Kolkata: Poignant tales from Bangladesh Liberation war fought in 1971 would come alive on celluloid at a three-day film festival here this weekend to mark its 40th anniversary year.
A total six recent films based on the war will be screened at the festival titled `Bangladesh War of Liberation in Celluloid`, Bangladesh High Commission, which is organizing the festival, today said.
`Matir Moyna`, directed by late Tareque Masud which won the International Critic Prize at the 2002 Cannes Film Festival, will be the inaugural film of the event, scheduled to begin on Friday.
The film, Bangladesh`s first to compete for the Academy Award for Best Foreign Language Film, deals with Masud`s personal experience of studying at a madrasah against the increasing tensions in erstwhile East Pakistan culminating in
the war.
`Guerilla` by Naseruddin Yousuff, `Khelaghar` and `Amar Bondhu Rasheed`, both directed by Morshedul Islam, `Joyjatra` directed by Tauquir Ahmed and `Khondo Golpo` by Badrul Anam Saud will also be screened during the festival.

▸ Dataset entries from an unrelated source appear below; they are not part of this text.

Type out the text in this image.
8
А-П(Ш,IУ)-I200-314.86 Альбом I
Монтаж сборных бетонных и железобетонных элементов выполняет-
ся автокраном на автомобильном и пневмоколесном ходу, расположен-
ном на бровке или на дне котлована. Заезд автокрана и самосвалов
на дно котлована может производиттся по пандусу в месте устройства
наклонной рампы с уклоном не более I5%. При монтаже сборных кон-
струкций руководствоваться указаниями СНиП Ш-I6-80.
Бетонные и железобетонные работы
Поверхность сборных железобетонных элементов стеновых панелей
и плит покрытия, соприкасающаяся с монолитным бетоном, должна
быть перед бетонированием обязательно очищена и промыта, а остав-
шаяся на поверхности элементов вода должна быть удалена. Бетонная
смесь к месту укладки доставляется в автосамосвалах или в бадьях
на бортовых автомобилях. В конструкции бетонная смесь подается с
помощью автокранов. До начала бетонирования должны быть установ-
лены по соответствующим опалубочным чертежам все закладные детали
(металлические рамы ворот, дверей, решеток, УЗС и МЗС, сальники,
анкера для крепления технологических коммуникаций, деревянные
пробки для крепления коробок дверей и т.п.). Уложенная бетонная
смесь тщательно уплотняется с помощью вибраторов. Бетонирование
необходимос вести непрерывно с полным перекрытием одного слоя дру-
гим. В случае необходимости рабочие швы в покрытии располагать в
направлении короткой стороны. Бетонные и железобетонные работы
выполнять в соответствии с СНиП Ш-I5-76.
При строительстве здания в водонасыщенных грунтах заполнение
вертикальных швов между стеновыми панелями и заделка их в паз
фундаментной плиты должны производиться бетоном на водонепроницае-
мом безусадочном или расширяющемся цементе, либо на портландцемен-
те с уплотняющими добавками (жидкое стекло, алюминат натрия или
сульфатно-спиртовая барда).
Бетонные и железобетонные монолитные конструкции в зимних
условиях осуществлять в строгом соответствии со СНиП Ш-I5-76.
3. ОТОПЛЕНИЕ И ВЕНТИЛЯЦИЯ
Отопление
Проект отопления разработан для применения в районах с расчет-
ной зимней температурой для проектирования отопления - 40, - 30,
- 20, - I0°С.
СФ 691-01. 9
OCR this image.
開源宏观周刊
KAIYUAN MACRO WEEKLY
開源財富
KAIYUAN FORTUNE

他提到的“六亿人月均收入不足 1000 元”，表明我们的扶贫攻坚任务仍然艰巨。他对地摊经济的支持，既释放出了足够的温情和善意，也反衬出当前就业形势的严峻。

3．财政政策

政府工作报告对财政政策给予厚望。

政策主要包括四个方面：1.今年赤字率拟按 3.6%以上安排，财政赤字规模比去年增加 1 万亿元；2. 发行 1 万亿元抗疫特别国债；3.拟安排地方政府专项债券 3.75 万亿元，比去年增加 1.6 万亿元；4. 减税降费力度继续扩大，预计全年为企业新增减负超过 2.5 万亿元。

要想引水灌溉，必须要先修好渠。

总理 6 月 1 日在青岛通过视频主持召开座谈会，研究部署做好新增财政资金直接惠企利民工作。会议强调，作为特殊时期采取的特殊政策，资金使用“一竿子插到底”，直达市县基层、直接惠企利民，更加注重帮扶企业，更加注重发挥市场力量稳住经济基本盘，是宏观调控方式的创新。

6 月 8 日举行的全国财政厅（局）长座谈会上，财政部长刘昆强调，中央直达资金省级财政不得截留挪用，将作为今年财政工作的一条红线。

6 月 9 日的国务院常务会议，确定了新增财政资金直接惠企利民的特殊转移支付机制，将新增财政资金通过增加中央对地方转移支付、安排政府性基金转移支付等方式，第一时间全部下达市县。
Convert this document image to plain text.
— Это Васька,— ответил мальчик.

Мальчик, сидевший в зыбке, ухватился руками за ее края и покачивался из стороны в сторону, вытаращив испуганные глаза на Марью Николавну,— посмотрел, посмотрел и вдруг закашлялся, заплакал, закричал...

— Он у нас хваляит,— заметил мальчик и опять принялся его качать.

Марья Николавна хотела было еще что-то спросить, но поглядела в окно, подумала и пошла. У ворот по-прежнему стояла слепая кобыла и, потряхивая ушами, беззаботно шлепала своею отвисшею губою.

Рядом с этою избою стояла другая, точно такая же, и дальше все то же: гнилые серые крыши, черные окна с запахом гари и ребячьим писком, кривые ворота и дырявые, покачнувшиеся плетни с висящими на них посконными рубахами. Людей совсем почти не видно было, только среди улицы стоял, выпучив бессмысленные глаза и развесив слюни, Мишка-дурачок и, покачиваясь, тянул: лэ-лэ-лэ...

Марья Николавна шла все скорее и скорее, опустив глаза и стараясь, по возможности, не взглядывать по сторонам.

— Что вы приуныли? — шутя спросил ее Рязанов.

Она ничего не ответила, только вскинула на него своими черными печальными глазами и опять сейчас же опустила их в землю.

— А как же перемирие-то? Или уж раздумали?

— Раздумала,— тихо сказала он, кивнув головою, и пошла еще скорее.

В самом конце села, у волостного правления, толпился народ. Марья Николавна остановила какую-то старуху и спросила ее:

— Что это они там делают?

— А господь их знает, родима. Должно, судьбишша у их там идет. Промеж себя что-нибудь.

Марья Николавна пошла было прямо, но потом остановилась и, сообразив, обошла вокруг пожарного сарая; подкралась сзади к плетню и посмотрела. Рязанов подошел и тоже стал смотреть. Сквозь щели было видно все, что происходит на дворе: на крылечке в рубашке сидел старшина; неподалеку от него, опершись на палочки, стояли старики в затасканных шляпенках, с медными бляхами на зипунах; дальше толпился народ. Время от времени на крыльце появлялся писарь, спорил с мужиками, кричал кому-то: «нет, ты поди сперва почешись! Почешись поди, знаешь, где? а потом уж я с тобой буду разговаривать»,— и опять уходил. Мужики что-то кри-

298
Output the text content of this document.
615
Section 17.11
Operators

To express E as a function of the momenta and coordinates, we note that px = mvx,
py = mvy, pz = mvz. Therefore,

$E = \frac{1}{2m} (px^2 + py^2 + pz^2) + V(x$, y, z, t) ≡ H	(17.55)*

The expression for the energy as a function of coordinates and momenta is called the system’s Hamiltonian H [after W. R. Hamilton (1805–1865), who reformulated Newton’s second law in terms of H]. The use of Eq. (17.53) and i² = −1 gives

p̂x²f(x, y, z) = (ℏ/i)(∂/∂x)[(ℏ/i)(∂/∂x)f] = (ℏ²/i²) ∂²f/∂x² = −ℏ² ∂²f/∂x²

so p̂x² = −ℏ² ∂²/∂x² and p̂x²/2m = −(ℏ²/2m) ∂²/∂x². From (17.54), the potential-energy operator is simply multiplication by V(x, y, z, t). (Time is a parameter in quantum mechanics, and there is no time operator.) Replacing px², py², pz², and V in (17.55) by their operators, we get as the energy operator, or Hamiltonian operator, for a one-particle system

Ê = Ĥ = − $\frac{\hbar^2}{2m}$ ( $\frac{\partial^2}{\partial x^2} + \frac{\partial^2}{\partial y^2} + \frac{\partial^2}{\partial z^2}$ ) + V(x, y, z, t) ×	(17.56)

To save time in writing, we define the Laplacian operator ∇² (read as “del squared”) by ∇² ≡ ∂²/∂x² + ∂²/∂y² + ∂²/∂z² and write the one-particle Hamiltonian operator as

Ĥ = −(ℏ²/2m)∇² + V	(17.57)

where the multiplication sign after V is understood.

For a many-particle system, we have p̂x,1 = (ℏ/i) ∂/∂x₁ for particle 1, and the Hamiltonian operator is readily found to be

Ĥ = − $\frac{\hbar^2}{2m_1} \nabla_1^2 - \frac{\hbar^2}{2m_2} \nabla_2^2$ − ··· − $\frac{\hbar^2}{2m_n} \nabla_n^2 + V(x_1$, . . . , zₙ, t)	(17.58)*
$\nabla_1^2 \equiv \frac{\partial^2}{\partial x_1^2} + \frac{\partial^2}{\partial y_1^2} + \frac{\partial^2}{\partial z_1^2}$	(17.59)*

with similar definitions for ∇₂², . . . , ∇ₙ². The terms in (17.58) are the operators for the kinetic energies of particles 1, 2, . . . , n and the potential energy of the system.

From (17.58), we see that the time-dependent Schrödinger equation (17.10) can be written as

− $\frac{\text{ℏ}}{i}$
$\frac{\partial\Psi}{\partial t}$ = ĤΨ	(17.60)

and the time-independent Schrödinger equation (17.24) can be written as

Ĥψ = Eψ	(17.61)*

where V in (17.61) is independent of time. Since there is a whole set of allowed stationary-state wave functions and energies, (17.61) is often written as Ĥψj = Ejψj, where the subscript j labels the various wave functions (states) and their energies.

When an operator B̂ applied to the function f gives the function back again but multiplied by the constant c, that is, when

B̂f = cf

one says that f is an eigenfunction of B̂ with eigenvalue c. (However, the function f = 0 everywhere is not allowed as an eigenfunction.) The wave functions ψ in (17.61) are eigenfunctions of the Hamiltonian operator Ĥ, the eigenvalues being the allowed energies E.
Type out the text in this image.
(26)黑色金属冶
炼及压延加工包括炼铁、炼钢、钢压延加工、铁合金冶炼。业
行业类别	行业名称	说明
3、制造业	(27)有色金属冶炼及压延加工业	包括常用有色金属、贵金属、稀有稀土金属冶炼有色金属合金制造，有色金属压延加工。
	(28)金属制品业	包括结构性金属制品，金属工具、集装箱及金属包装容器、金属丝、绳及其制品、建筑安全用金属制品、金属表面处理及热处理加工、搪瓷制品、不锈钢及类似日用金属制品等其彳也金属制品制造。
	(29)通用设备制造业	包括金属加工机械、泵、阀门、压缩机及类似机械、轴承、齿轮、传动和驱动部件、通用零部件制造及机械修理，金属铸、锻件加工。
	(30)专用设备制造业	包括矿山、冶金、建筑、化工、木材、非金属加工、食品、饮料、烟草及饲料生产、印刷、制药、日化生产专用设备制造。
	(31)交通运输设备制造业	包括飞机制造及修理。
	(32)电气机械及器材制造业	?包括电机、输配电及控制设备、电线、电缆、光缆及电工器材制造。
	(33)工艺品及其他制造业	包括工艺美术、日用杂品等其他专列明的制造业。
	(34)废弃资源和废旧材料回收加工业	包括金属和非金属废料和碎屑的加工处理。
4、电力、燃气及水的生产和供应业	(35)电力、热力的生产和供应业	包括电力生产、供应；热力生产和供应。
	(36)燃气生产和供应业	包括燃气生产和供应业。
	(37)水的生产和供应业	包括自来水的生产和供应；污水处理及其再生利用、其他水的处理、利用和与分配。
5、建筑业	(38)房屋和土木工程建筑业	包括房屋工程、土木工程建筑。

`Guerilla` had last month won NETPAC Best Asian Film Award at Kolkata Film Festival and is regarded as one of the best Bangladeshi movies made on the country`s liberation.
A superhit at the box-office, the film is based on Syed Shamsul Haq`s novel `Nishiddho Loban` and the director`s personal war-time experiences as a freedom fighter.
`Guerilla`, released in April this year, narrates the tale of a girl Bilkis whose husband disappears as the Liberation War breaks out. As the war progresses, Bilkis finds herself being drawn to the freedom movement and she actively collaborates with the freedom fighters hoping for the safe return of her husband.
"In the last ten years some extraordinary cinema has been made in Bangladesh on the Liberation War. We have selected the best out of that for this festival," Mahbub Hassan Saleh, Deputy High Commissioner of Bangladesh told reporters.
"It is all about building people to people contact in the two neighbouring countries. And so we have invited film personalities also so that they can interact with the audience here," he said.
Directors and actors of the films will be present during the screenings.
Actress Joya Ahsan and Faridur Reza Sagar who has produced four of the six films will also be a part of the visiting delegation, he said.
The film festival will also travel to Agartala and New Delhi in February and March.
Under a cultural exchange programme for 2010-12 signed between the two neighbouring countries to strengthen cultural co-operation, Indian films are being screened in Bangladesh and Bangladeshi films are being shown in India.
Last year, the first Bangladesh Film Festival was held in Delhi and was well received by film afficionados.